Assuming the resistance of the wire remains the same, the power P transmitted through the wire can be expressed as:

P = V^2/R

where V is the voltage and R is the resistance of the wire.

Since the transmitted power remains the same, we can write:

V1^2/R = V2^2/R

where V1 and V2 are the original and new supply voltages, respectively.

Solving for V2, we get:

V2 = sqrt(2) x V1

Therefore, the new voltage is 1.414 times the original voltage.

The resistance R of the wire is proportional to its length L and inversely proportional to its cross-sectional area A, i.e.,

R = rho x L/A

where rho is the resistivity of the wire material.

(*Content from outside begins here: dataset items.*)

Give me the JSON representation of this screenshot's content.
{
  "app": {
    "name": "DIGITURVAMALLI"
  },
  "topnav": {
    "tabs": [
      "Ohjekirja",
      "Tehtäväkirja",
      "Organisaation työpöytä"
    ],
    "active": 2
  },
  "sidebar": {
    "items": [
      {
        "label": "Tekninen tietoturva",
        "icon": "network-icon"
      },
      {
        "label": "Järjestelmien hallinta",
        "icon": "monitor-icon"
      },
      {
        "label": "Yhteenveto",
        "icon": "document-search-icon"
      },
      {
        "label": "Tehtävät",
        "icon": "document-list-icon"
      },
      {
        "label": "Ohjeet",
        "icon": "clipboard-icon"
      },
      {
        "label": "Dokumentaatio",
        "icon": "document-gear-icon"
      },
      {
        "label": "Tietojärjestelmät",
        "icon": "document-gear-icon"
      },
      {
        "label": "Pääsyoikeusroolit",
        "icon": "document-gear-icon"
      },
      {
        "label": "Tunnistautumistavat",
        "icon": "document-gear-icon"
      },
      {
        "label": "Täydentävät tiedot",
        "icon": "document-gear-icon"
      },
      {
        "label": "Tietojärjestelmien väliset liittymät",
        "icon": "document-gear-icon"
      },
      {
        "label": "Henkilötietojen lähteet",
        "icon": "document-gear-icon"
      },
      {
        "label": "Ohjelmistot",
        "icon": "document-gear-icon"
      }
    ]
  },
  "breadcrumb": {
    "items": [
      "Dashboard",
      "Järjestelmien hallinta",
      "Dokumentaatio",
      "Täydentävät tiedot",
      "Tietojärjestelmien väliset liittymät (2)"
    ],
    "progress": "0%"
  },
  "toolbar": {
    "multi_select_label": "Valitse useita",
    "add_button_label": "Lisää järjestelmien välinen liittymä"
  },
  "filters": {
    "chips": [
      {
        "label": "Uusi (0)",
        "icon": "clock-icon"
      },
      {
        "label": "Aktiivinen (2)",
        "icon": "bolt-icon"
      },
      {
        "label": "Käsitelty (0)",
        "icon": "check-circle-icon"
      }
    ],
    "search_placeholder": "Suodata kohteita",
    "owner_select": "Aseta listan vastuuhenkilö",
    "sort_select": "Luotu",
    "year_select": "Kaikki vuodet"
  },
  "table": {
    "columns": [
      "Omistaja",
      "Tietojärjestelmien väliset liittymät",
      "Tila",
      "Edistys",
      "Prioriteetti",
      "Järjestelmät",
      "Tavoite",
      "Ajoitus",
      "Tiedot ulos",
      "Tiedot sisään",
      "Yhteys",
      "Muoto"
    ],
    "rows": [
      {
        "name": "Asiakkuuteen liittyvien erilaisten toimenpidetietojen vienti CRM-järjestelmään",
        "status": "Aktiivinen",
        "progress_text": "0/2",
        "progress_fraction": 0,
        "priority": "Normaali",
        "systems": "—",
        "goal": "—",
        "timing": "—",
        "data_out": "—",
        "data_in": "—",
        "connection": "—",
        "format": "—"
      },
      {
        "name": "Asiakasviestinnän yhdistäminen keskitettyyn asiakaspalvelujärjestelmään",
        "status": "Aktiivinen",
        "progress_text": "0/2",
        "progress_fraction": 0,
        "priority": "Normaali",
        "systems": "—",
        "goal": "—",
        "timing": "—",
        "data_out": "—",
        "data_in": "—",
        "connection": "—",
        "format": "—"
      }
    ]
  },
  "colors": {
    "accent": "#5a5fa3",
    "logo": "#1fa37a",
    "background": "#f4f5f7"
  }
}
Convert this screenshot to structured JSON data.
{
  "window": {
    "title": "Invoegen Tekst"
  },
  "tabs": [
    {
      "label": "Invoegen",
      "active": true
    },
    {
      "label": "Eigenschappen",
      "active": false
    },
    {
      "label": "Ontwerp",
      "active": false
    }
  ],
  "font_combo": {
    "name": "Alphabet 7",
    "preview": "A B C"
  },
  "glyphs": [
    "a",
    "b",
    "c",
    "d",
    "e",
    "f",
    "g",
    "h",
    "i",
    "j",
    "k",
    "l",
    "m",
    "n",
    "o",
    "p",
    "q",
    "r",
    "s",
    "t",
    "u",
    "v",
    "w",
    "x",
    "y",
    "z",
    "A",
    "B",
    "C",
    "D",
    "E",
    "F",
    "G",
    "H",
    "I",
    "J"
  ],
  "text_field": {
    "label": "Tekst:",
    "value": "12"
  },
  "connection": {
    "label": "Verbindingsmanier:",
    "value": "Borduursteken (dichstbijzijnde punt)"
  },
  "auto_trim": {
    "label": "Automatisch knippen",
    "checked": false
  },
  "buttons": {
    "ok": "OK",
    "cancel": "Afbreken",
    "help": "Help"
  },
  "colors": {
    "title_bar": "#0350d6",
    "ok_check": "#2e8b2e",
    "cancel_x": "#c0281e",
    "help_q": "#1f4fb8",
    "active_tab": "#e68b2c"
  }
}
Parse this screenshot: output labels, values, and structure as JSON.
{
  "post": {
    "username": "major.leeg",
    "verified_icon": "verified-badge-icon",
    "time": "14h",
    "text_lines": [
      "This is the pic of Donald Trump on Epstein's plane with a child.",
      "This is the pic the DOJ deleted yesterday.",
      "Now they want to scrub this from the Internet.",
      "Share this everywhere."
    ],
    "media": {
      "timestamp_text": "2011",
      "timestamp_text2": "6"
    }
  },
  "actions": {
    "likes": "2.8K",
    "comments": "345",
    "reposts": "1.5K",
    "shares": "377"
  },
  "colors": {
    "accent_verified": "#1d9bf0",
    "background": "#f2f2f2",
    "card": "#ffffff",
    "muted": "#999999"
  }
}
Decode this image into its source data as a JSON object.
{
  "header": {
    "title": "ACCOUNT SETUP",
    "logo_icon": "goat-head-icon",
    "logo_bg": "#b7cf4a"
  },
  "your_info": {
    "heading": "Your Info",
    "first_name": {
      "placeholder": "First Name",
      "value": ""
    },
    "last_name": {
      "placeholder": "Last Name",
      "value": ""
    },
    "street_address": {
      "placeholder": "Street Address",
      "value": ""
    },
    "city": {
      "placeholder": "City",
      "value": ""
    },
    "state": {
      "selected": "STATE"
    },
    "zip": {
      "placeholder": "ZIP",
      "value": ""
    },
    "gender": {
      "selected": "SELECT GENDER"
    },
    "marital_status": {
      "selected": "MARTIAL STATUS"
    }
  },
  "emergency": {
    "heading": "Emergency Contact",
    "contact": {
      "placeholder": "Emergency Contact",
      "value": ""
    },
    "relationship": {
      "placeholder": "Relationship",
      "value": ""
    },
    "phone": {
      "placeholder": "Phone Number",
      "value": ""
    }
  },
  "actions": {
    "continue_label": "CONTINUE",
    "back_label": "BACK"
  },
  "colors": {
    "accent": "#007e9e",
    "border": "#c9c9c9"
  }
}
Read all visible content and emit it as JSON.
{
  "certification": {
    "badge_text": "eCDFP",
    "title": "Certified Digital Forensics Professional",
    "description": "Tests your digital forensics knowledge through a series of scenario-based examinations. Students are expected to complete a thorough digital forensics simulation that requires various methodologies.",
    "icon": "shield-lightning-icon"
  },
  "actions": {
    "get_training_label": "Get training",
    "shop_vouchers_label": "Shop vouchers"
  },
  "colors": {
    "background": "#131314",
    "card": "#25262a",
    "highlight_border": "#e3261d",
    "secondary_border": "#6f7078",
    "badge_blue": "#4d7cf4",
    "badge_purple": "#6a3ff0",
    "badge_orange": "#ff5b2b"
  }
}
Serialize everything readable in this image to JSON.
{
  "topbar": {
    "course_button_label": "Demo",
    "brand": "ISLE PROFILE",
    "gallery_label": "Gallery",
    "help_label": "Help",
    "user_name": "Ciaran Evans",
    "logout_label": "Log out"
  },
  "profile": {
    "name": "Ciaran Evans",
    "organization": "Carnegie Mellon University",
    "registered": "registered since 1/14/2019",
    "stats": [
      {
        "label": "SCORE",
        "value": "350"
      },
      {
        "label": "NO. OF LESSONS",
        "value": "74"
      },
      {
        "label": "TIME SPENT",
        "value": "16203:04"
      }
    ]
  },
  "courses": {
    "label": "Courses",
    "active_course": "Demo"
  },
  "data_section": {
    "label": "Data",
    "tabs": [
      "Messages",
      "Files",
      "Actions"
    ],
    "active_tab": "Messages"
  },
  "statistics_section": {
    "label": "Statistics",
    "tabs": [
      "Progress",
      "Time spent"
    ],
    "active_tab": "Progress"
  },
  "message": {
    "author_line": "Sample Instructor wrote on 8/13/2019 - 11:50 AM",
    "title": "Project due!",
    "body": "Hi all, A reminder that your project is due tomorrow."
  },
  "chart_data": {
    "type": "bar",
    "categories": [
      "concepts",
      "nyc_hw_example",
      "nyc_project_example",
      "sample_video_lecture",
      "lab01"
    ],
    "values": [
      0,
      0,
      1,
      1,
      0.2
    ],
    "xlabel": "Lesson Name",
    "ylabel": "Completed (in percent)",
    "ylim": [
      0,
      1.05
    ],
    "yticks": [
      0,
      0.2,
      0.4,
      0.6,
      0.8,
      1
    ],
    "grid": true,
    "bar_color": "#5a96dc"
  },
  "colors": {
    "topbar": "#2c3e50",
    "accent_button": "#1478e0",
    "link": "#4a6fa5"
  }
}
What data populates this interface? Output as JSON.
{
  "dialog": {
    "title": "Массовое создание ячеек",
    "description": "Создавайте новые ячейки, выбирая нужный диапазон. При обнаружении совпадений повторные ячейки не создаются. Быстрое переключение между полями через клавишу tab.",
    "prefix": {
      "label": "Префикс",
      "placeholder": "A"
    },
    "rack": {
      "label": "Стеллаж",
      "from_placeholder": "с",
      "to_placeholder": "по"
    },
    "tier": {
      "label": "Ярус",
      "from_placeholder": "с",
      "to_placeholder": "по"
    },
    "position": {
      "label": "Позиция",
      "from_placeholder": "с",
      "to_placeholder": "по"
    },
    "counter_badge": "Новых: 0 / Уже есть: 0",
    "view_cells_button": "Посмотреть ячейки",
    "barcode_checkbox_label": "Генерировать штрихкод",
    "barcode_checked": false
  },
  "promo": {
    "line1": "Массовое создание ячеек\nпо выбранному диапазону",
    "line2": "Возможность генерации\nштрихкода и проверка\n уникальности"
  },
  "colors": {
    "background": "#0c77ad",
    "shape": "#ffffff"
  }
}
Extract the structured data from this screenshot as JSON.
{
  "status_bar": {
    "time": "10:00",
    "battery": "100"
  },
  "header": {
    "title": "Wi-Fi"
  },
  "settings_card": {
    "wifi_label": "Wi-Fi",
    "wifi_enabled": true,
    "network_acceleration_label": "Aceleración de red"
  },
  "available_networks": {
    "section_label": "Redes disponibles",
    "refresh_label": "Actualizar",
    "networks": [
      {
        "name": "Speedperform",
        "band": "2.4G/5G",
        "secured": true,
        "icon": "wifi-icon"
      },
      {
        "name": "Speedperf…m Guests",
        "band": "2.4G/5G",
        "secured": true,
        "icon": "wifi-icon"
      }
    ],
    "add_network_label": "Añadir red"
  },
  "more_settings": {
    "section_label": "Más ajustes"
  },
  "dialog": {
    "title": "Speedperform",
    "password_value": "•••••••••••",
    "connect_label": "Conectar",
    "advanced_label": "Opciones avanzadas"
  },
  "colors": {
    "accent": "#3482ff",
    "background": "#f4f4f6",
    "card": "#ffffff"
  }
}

If the cross-sectional area of the wire is reduced by a factor of k, the resistance becomes:

R' = rho x L/kA = kR

Therefore, the saving in copper, expressed as a percentage, is:

Saving = [(A - kA)/A] x 100% = (1 - k) x 100%

where A is the original cross-sectional area of the wire and k is the factor by which it is reduced.

Substituting k = 1/1.414 = 0.707, we get:

Saving = (1 - 0.707) x 100% = 29.3%

Therefore, the saving in copper is approximately 29.3%.

Conclusion:

Increasing the supply voltage of a DC 2 wire feeder by 100% while keeping the transmitted power constant results in a saving in copper of approximately 29.3%. This is because the new voltage allows for a smaller cross-sectional area of wire to be used while maintaining the same resistance and transmitted power.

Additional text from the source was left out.